Tawde’s opening pitch was suitably ambitious. She acknowledged that Mumbai is creaking under the strain of poor roads, fragile infrastructure, erratic water supply and inadequate drainage. She has solemnly promised to prioritize these. The question is whether she has the powers required to deliver the goods.
In most global cities, the mayor is far more than a ribbon-cutter with a press microphone. In New York, the mayor runs the city government by controlling policing, public schools, transport, housing and sanitation, backed by a gargantuan municipal budget. When services fail, accountability is direct and brutal as voters know whom to blame.
In London, the mayor, who is directly elected, oversees citywide transport, policing priorities, housing programmes and long-term planning. While borough councils handle local services, strategic direction and public responsibility rests at the top.
Berlin’s governing mayor combines city and state authority, wielding control over policing, education and infrastructure in a metropolis of nearly four million people. Even Jakarta, long plagued by congestion and flooding, empowered its governor to push through mass transit projects and coastal defences.
In each case, mayors propose budgets, appoint senior officials and set policy priorities and the buck stops with them.
Mumbai alone persists with the fiction that ceremonial leadership can substitute for executive authority. This authority rests with the municipal commissioner appointed by the Maharashtra government.
The imbalance would be comic if it were not so consequential. The Brihanmumbai Municipal Corporation’s budget for 2025–26 stood at Rs. 74,427 crore, making it one of Asia’s wealthiest civic bodies and richer than several Indian states. Yet the mayor has no role in preparing this budget, reallocating funds or enforcing spending priorities. She cannot appoint or discipline officials. She cannot direct engineers to fix roads or planners to rethink drainage.
The result is institutionalised confusion. When roads crumble or water mains burst, responsibility dissolves into a fog of committees, commissioners and state directives.
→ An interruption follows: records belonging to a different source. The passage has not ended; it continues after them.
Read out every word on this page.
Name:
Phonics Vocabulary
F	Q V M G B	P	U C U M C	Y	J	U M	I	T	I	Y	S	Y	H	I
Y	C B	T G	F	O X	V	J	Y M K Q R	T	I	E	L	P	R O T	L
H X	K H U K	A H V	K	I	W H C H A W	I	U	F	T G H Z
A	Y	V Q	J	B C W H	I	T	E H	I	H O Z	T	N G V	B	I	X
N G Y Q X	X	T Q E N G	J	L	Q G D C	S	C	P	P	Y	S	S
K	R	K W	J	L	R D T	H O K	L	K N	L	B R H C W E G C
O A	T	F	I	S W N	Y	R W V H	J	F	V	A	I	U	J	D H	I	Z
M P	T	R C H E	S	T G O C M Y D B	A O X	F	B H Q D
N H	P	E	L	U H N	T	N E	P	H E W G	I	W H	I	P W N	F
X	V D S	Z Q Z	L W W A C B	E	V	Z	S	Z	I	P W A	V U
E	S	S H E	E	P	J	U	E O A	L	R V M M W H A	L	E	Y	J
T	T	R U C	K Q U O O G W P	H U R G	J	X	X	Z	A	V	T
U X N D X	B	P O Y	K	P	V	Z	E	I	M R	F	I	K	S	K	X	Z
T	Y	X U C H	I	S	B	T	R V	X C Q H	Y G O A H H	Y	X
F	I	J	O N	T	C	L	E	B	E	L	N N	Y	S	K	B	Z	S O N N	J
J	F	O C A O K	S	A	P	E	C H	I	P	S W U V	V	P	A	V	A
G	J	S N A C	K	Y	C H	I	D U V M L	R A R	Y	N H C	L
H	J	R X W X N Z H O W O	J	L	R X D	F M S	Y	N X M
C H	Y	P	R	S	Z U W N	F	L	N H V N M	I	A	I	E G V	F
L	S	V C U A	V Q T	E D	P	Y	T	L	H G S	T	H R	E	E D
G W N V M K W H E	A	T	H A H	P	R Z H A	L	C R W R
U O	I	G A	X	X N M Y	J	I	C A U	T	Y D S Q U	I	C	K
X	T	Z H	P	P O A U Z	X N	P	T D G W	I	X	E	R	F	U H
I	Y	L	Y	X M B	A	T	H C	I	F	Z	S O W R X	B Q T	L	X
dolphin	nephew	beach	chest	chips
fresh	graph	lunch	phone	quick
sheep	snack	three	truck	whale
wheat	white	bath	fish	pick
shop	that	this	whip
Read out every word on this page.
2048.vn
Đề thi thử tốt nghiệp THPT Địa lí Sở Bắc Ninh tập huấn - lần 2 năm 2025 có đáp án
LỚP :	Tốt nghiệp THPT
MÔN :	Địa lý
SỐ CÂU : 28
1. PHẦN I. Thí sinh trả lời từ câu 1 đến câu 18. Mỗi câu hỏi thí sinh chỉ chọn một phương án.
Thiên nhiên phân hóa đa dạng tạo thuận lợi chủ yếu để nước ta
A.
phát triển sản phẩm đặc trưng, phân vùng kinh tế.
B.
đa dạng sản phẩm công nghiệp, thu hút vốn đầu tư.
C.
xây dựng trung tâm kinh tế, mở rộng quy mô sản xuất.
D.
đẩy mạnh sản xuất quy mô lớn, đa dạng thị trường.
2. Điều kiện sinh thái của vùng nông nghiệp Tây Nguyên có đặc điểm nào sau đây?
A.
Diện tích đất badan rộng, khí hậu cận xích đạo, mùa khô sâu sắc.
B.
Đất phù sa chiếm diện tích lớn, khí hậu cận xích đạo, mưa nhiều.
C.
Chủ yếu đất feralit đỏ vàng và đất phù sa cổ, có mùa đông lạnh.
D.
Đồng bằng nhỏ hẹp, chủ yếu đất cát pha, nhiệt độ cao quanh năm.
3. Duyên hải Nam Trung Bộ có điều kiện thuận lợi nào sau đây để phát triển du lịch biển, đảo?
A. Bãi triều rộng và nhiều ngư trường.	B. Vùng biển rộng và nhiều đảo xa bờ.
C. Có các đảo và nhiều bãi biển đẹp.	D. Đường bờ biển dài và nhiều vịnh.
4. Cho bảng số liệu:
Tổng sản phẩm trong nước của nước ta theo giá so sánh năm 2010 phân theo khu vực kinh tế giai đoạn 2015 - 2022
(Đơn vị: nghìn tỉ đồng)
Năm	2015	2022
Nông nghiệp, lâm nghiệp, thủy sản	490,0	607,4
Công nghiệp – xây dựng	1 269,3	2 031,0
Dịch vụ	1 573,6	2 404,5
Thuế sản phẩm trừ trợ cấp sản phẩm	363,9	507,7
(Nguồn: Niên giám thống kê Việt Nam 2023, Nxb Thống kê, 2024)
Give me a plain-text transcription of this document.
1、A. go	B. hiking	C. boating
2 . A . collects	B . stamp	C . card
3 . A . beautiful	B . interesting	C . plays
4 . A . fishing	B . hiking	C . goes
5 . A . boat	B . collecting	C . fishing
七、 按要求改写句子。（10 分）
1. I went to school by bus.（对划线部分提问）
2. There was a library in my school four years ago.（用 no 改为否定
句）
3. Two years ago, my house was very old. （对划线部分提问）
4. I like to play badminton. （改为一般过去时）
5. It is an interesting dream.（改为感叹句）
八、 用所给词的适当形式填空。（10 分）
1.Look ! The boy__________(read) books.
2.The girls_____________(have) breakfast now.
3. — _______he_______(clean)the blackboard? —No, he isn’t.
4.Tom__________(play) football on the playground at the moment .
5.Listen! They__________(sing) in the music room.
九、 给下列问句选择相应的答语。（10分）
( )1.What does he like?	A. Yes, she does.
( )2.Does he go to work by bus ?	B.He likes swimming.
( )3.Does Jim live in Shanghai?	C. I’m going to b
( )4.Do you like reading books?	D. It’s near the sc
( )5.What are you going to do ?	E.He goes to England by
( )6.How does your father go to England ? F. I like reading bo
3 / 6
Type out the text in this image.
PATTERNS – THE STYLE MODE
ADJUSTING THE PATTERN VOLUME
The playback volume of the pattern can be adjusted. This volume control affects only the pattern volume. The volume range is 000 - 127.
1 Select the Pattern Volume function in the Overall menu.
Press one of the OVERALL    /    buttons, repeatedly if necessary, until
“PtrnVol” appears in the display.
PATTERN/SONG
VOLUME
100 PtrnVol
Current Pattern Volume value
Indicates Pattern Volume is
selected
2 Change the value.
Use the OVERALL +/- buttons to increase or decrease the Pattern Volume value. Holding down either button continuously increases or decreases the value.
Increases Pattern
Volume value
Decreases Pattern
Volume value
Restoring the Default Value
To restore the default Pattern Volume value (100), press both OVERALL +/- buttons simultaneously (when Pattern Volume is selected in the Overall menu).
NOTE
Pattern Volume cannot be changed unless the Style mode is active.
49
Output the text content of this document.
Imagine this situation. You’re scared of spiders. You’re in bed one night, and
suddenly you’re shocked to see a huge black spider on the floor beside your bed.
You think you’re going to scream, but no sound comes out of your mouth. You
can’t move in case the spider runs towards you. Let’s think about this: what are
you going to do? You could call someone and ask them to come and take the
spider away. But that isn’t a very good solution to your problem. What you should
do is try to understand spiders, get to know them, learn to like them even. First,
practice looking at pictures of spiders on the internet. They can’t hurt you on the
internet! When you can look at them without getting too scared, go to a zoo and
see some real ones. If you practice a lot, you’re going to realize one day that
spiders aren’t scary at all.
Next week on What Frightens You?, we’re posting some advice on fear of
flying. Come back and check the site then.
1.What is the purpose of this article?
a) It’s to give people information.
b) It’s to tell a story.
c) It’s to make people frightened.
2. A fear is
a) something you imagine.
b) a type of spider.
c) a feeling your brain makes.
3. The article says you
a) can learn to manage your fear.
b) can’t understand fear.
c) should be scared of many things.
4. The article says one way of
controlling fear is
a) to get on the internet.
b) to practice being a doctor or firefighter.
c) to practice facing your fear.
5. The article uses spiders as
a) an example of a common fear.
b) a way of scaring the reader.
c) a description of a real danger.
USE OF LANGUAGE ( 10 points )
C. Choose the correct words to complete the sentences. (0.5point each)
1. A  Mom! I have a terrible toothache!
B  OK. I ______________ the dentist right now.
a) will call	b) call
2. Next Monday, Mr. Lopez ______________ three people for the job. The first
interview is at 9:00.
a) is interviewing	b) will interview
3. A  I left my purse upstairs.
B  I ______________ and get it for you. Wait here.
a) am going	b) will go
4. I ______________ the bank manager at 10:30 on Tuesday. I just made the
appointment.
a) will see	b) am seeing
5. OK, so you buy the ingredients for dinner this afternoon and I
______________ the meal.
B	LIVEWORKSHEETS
The very idea of democratic accountability where citizens can reward competence and punish failure is quietly suffocated.
This arrangement suits those in power rather well. State governments retain control over Mumbai’s immense resources without bearing full political cost. Likewise, political parties campaign on civic promises knowing that delivery is optional. Voters are offered mayors as mascots rather than managers.
Mumbai does not lack money, talent or ambition. What it lacks is honesty about who actually runs it. And until that question is answered, mayoral promises will continue to remain hollow speeches delivered from a chair with no legs.